Все сулило безмятежное счастье молодым супругам. Один современник передает, что «удивлялся редкому соединению красоты в этой паре; тогда я не знал еще, что этот господин вместе с блестящей наружностью наделен был самыми низкими свойствами»[285]. В литературе еще на первом месте считался Марлинский, подражателей у него было много, и Каменский был одним из самых ловких[286]. Его «Повести и рассказы», вышедшие в двух частях в 1838 г., упрочили его литературную репутацию среди наивной публики, у которой сходили за романистов и новеллистов с талантом и Булгарин, и Греч, и Ушаков, и Погодин. Плетнев благодушно расхвалил Каменского в «Современнике» и лишь Белинский посмеялся над его марлинизмом, над которым и впоследствии смеялся не раз[287]. В 1839 г. появился роман «Искатель сильных ощущений», самое крупное произведение Каменского. Это опять-таки усердное подражание Марлинскому и в стиле, и в характерах, переполненное восклицаниями, растрепанными наигранно-лирическими отступлениями, литературными именами, и не лишенное автобиографических черт. В своем скучном, растянутом романе Каменский, впрочем, невольно, бессознательно нащупал нечто такое, что год спустя ярко определил Лермонтов в «Герое нашего времени». Белинский в «Отеч. записках» посвятил роману едкую, насмешливую статью; нашлись ограниченные люди, которые приняли ее за хвалебную[288], и в числе этих читателей был, по-видимому, и сам издатель журнала, Краевский, который старался ладить с Каменским[289] и которого таким образом «подвел» Белинский.

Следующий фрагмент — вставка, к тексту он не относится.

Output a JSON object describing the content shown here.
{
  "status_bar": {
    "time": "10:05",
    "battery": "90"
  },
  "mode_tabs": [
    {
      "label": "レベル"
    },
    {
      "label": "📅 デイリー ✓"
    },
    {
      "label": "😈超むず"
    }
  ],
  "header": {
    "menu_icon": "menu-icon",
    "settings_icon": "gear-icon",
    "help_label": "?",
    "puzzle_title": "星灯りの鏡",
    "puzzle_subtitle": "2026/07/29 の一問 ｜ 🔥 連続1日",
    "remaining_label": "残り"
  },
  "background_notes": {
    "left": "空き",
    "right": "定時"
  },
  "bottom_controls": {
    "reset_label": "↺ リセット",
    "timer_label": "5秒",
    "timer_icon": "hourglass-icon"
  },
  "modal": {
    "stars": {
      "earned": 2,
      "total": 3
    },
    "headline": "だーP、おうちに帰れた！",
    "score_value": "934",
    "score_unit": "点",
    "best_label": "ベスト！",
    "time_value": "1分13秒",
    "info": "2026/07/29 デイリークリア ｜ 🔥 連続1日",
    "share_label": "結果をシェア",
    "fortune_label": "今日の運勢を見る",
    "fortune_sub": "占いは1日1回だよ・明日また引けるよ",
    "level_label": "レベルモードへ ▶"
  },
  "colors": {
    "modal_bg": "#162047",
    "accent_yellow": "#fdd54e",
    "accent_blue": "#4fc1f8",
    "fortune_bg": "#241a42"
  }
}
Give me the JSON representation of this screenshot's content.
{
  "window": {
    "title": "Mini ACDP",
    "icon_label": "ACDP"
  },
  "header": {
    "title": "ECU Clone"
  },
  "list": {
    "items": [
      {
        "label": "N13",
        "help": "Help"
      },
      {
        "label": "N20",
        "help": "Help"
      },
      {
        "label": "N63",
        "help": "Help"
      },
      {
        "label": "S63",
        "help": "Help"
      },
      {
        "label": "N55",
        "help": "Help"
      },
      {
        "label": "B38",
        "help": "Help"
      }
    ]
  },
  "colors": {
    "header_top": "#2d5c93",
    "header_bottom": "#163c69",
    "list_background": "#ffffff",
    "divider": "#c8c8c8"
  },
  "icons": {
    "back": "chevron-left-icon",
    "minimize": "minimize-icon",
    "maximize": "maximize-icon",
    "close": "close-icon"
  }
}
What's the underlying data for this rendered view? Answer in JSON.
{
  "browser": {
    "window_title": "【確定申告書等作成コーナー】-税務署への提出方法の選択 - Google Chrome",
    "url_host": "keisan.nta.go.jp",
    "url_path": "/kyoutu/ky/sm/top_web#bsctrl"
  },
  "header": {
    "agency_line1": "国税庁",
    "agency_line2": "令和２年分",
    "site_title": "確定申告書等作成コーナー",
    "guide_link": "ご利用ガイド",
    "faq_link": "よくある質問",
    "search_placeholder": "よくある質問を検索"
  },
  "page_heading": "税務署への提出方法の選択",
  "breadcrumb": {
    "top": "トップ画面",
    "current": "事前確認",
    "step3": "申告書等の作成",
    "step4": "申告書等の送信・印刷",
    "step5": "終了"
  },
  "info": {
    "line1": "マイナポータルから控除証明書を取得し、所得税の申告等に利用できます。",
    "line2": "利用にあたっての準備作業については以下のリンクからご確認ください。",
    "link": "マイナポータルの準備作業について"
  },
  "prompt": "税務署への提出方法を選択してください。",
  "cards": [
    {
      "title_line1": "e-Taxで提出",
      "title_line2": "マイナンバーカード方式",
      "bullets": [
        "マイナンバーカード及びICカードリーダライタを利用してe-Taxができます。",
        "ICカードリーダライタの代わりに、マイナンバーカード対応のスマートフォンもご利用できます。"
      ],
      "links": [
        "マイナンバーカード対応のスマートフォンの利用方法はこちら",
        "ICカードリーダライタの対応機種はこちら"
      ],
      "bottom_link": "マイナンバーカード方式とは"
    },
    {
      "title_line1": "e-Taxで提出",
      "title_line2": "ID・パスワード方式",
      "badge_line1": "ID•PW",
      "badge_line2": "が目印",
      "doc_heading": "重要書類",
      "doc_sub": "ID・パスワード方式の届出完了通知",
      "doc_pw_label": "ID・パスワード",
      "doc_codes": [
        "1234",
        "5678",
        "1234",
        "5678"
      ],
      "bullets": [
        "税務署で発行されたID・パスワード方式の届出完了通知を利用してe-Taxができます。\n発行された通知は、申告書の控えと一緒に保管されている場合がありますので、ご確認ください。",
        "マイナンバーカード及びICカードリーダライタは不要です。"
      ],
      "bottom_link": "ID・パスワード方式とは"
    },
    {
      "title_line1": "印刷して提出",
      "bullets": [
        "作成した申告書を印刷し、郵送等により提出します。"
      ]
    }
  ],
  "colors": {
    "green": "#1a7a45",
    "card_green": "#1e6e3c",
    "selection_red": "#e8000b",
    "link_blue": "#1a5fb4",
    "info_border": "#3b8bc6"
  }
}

Долго жили молодые в доме Федора Петровича, тогда вдового. Панаев иронически и не без «расцветки» изображает, как устроился Каменский. У него был «очень эффектный кабинет с ярко-пунцовыми занавесами и портьерами и с ярко-пунцовою мебелью. Он писал в красных широких шальварах и в красных туфлях, на розовой бумаге, свои «Иаковы Моле», «Концы мира», «Фультонов», «Танцы смерти» и замышлял «Игнатия Лойолу». Приятель Брюллова и Кукольника, Каменский также бредил колоссами и с ироническою улыбкою поглядывал на тех, которые брали предметом для своих рассказов современную и обыденную жизнь…». В доме Ф. П. Толстого царила идиллия. «Направо — изящный кабинет зятя, молодого литератора, беспрестанно переходившего от чудного мира своей фантазии, от своих колоссальных героев к очаровательной действительности, к своей молодой и прелестной жене, которая, наклонившись к его плечу, улыбалась ему с бесконечной любовью; налево — кабинет тестя, отрывавшегося от своего резца и карандаша только для того, чтобы любоваться счастьем своей дочери, не уступавшей в красоте лучшим античным произведениям… В кабинете у Каменского шли горячие толки о литературе и вообще об изящных искусствах. Он передавал планы замышляемых им творений или рассказывал о том, что создает Кукольник, что замышляет Брюллов, какую они выпивку задали накануне и прочее. Марья Федоровна Каменская была одушевительницею и царицею этих вечеров… Никаких претензий, никакого стеснения, совершенное равенство, полная свобода для всех, которые переступали через этот счастливый порог, почти патриархальная простота, искренность и радушие хозяев дома… Какая заманчивая картина! Кто бы из посещавших тогда дом графа Ф. П. Толстого мог подумать, что этот прелестный артистический колорит дома и это семейное счастье — только один мираж?»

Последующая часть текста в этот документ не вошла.